Mais adi­ante, após citar o Tratado de Dire­ito Pri­vado de Pontes de Miranda – e qual­quer voto que cite Pontes de Miranda merece respeito –, afirma: “Em out­ras palavras, o objeto da con­tro­vér­sia em apreço não é, como quer fazer crer o recor­rido, a pos­si­bil­i­dade ou não de se con­ferir inter­pre­tação amplia­tiva ao termo “processo admin­is­tra­tivo dis­ci­pli­nar”. O que aqui se tem é uma con­duta ante­rior e con­trária ao Dire­ito para evi­tar a instau­ração desses proces­sos, ou seja, fraude à lei”.

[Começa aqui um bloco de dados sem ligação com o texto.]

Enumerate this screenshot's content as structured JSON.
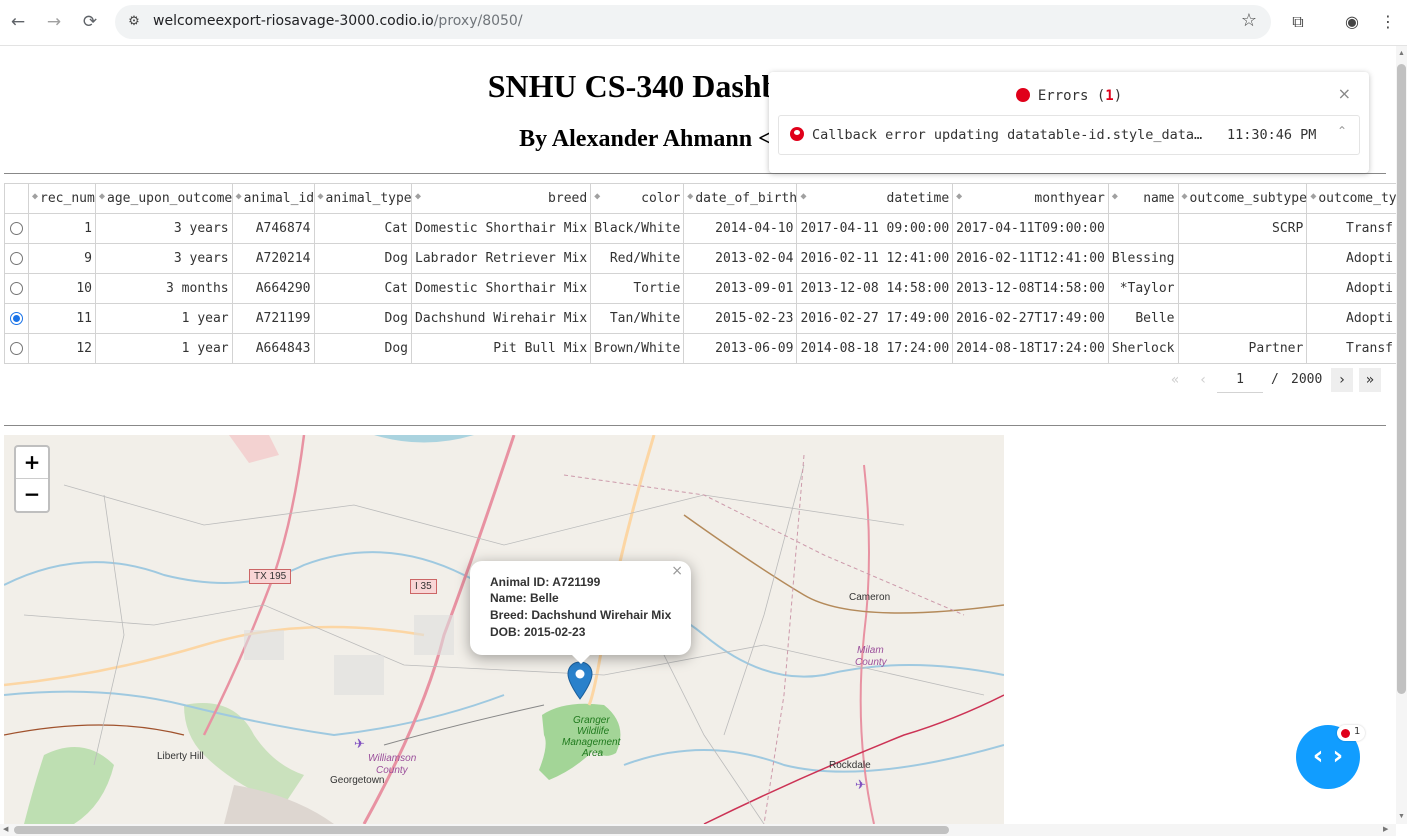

O voto do min­istro Gonçalves é muito bem fun­da­men­tado – e nisso reside uma das belezas do dire­ito –, não se trata de algo ter­a­tológico como muitos tem divul­gado, trata-​se de um voto con­sis­tente – tanto assim que con­tou com o apoio unân­ime dos seus pares –, e que difi­cil­mente será rever­tido.

Para os fiéis devo­tos da Lei da Ficha Limpa, entre os quais o próprio Deltan Dal­lagnol, temos ela aí na sua mais fiel con­cepção, como, aliás, declarou, já a respeito deste mesmo processo, um dos seus ide­al­izadores.

Não sei se cabe aqui qual­quer juízo de valor, se foi justo ou injusto o jul­ga­mento – ainda mais quando temos tan­tos cor­rup­tos nos mais ele­va­dos car­gos em todas as instân­cias da República –, mas, sim, se houve o amparo legal na decisão Corte.

Na esteira do voto que li – e que salvei para uti­lizar em situ­ações futuras –, a Lei da Ficha Limpa entra em um novo está­gio, e, diante disso, sim, houve amparo jurídico na decisão.

Não sei se isso é motivo para fes­te­jar ou nos inqui­etar­mos.

Abdon C. Mar­inho é advo­gado.

P.S. O jul­ga­mento de Deltan Dal­lagnol, pela sua com­plex­i­dade jurídica, soci­ológ­ica e política é algo que deman­dará out­ros tex­tões. Cer­ta­mente, voltare­mos a ele.